Some of the politically sensitive cases run out of Pirro’s office include allegations that Biden administration officials illegally awarded $20 billion in green energy grants, that D.C. police illegally misreported crime statistics to undercount violent crimes, and that George Soros’ philanthropic foundation funds violent protests and domestic terrorism.

Pirro’s office referred questions from MSNBC to the Justice Department.

It was widely reported that Hooks, the head of the office’s fraud and public corruption unit, resigned his position, but details of his departure are more complicated than previously known. The night after his confrontation with Pirro, Hooks gave notice that he would resign from the U.S. attorney’s office by the end of October, intending to stay on long enough to help hand off the reins and key cases to his replacement. But instead, days later, a Pirro deputy notified Hooks at a farewell party for fellow prosecutors in the D.C. office that he was being fired immediately, the people said.

Career prosecutors in the office, already deeply disturbed by Pirro’s pressure to pursue what they considered specious cases in order to please the president, viewed the firing of Hooks as gratuitously punitive.

Kelly O. Hayes, a career prosecutor serving as Trump’s acting U.S. attorney in Maryland, has been facing intense pressure and questions for weeks from Ed Martin, a Trump ally tapped to run the newly formed weaponization task force at the department, about when she will bring criminal charges against Sen. Adam Schiff, D-Calif.

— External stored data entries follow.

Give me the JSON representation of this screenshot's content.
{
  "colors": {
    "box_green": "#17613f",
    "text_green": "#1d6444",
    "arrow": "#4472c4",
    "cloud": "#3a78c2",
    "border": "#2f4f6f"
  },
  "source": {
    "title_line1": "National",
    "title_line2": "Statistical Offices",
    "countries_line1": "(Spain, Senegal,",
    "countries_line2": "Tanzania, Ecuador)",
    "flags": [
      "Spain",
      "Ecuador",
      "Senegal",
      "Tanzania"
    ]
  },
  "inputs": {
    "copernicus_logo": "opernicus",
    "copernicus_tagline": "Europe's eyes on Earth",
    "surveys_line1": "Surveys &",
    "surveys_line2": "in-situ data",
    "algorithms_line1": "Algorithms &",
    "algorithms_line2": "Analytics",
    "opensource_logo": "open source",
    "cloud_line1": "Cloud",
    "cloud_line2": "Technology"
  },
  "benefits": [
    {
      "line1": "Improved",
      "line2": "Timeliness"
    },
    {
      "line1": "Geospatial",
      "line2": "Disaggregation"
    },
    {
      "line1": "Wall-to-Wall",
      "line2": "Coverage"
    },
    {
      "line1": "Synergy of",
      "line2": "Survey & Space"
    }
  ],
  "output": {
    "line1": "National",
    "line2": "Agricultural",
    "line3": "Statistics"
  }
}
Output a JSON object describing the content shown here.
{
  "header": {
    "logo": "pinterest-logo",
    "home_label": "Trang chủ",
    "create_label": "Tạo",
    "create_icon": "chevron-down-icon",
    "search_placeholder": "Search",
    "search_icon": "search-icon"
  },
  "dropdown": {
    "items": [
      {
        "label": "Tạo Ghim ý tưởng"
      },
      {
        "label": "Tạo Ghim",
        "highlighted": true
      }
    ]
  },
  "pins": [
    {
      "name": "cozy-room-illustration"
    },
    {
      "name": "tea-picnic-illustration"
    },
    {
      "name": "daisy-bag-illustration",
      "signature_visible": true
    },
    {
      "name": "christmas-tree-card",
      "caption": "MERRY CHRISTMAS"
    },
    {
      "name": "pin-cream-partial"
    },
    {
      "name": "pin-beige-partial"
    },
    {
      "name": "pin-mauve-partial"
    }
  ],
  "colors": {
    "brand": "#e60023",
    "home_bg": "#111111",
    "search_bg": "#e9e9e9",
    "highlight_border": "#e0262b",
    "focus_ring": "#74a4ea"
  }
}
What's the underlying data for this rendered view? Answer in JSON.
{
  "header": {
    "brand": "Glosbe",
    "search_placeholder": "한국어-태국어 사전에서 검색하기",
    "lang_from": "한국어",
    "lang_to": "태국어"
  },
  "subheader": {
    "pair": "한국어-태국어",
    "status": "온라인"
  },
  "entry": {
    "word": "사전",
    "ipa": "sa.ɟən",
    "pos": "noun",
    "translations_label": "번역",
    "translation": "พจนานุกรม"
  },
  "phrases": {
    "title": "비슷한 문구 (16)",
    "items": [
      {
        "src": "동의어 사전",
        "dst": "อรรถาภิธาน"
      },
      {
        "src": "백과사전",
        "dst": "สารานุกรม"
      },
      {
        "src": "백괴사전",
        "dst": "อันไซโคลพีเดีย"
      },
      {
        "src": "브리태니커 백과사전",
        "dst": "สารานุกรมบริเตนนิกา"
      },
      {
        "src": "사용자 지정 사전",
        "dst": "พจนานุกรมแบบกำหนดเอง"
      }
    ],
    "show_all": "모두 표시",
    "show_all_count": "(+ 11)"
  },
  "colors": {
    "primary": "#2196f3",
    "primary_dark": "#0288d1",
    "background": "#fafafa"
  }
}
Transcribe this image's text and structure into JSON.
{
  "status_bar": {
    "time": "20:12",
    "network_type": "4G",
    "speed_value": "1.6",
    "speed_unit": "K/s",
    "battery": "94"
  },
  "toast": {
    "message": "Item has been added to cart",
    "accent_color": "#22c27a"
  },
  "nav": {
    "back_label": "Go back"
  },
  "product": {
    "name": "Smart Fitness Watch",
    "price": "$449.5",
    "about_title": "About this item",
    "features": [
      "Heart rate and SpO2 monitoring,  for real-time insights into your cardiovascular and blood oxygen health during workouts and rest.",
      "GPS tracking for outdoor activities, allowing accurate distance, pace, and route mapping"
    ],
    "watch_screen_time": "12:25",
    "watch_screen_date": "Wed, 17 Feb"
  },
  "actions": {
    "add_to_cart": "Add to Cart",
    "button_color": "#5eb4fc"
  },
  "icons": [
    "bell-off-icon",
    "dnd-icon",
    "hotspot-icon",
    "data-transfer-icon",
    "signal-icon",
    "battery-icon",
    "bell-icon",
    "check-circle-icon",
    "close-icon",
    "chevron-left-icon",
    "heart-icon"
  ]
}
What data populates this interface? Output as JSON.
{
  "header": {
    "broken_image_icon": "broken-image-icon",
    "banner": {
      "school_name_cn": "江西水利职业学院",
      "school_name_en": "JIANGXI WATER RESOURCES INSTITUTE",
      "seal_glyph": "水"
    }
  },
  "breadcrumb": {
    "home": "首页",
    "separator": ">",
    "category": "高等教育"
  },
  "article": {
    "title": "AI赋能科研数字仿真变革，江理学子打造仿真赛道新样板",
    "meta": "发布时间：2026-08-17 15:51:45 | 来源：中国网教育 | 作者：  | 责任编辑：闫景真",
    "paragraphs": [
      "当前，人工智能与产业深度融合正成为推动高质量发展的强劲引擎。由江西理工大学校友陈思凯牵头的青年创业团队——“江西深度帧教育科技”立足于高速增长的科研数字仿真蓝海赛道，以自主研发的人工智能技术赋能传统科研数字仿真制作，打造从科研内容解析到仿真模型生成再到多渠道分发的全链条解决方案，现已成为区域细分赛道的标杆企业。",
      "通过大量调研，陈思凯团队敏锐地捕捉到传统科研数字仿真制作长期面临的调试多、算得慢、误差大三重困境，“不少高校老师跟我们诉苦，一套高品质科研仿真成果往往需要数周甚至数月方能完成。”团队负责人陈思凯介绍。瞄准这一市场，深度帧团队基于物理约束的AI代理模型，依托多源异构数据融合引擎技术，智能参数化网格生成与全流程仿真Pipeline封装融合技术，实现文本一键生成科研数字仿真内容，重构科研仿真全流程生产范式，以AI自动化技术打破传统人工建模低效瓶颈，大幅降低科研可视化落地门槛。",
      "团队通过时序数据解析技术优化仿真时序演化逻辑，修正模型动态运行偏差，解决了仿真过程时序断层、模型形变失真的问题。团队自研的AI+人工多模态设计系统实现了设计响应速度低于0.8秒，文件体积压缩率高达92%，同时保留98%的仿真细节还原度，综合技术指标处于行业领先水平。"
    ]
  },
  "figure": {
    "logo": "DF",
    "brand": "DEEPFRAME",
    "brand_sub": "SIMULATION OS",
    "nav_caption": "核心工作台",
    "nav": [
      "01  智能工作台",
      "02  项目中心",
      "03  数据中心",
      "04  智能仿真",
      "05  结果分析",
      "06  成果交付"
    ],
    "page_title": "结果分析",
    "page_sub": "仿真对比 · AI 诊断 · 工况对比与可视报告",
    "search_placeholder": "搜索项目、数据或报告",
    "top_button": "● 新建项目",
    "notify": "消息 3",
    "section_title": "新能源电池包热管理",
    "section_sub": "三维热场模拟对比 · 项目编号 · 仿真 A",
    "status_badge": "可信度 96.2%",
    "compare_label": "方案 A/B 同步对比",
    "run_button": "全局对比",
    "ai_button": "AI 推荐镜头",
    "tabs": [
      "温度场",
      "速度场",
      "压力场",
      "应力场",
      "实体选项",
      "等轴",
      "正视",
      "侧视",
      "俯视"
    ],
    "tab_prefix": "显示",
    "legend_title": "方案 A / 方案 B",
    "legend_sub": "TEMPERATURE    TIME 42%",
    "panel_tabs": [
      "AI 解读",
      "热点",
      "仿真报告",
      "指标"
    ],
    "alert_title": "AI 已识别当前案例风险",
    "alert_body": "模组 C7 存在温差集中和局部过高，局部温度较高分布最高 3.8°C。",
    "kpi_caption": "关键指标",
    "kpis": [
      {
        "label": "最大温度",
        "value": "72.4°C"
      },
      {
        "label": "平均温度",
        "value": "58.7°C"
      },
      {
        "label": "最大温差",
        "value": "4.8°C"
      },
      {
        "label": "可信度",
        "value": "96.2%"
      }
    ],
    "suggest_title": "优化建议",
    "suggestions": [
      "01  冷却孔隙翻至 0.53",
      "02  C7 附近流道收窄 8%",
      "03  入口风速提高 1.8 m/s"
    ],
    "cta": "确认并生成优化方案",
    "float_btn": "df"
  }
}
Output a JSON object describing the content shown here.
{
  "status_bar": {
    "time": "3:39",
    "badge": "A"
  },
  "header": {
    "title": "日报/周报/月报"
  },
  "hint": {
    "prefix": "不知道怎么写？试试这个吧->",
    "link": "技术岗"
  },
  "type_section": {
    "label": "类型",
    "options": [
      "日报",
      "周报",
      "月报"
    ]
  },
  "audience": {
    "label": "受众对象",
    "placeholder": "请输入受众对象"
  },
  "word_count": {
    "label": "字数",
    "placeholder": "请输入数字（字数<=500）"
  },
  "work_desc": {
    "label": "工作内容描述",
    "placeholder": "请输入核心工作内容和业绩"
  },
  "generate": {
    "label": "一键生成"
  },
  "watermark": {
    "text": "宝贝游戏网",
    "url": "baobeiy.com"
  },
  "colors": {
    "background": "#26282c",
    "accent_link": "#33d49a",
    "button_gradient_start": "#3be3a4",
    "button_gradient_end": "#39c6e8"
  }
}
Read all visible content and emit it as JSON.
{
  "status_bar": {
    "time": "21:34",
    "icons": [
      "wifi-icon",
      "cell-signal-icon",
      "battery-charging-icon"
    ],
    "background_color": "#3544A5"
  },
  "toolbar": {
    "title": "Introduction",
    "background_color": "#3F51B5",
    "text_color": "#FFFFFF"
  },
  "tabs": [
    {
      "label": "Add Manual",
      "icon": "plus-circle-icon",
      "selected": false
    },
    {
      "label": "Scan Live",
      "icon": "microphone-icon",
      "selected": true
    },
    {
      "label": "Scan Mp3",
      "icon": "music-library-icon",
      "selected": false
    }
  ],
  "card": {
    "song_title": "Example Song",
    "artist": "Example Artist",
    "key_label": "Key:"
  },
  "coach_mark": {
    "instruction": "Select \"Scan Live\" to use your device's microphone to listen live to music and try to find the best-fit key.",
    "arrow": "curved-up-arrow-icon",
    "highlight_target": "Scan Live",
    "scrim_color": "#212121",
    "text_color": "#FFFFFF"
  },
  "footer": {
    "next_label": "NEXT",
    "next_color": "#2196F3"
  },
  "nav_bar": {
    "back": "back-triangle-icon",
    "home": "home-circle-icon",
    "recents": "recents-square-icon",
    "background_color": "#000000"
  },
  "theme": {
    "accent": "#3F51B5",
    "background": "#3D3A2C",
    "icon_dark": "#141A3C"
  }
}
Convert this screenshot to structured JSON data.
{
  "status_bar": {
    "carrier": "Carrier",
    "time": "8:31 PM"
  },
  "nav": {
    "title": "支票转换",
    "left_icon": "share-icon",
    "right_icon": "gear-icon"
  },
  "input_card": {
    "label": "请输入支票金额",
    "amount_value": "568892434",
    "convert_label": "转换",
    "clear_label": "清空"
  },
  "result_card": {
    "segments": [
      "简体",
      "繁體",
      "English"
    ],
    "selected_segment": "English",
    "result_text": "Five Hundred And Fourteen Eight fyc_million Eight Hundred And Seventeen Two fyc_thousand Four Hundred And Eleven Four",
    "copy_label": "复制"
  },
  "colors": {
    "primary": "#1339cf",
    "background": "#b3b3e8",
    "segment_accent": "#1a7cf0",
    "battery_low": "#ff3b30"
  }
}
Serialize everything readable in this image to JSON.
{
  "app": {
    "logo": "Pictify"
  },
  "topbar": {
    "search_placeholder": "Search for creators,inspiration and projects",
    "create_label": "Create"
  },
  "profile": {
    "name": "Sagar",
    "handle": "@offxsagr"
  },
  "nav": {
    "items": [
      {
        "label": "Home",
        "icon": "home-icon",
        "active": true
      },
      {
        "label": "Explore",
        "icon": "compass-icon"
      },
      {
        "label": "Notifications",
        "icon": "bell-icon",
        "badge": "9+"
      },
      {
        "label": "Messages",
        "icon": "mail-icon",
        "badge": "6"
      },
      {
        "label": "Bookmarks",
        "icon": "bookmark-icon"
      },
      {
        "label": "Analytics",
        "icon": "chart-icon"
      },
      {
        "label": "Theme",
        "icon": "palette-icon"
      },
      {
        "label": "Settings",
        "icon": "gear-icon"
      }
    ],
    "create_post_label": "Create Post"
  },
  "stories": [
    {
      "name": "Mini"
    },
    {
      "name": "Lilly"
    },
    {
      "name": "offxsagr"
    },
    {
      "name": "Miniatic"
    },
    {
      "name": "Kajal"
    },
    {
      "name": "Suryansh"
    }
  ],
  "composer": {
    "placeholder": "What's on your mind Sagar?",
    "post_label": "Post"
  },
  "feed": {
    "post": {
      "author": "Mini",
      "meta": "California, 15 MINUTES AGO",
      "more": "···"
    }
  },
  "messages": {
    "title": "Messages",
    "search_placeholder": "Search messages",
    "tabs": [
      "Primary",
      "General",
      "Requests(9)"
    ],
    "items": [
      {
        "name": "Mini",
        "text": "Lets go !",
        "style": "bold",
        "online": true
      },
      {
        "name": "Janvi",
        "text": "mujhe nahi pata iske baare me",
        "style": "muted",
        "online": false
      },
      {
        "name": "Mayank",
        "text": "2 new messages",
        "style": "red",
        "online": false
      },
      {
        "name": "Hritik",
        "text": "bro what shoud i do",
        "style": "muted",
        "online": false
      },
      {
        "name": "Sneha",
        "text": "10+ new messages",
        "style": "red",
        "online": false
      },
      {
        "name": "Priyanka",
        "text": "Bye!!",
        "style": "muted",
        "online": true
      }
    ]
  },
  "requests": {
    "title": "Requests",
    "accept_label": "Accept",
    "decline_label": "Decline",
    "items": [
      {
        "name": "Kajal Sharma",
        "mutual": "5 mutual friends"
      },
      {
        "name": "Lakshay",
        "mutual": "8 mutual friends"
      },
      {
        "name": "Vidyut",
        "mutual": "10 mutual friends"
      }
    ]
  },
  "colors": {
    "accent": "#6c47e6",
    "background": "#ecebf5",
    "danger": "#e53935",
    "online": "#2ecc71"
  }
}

She has chosen to move forward with a case she feels has merit and that will also be welcomed by the White House: to prosecute Trump’s former national security adviser John Bolton on charges related to mishandling classified information. Hayes has told colleagues she believes some charges against Bolton are reasonable and warranted, a case involving mishandling of classified information that began under the Biden administration, according to MSNBC sources.

But Hayes’ office has been interviewing witnesses in a grand jury probe examining allegations that Schiff defrauded a bank related to financing for a second home in Maryland and is bracing for being fired herself when she explains that there are insufficient facts to bring such a case against the U.S. senator, the sources said.

In another U.S. attorney’s office, in the Western District of Virginia based in Charlottesville, prosecutors are fearful of notifying Trump’s appointed leader of the office that they see no evidence to charge any members of former FBI Director Chris Wray’s leadership team with destroying documents, two people said. The investigation, opened by the Western District because an FBI document storage handling facility is based there, has so far not found any intentional effort to destroy FBI evidence or documentation, but rather routine destruction of duplicate copies of records as part of the FBI’s standard practice of securing sensitive information.

Trump’s first choice to lead the Western District, former Virginia GOP legislator Todd Gilbert, resigned in August after only a few weeks in the post; a long-standing career prosecutor and former supervisor in that office, Zachary Lee, resigned late last week. Lee declined to comment when reached by MSNBC.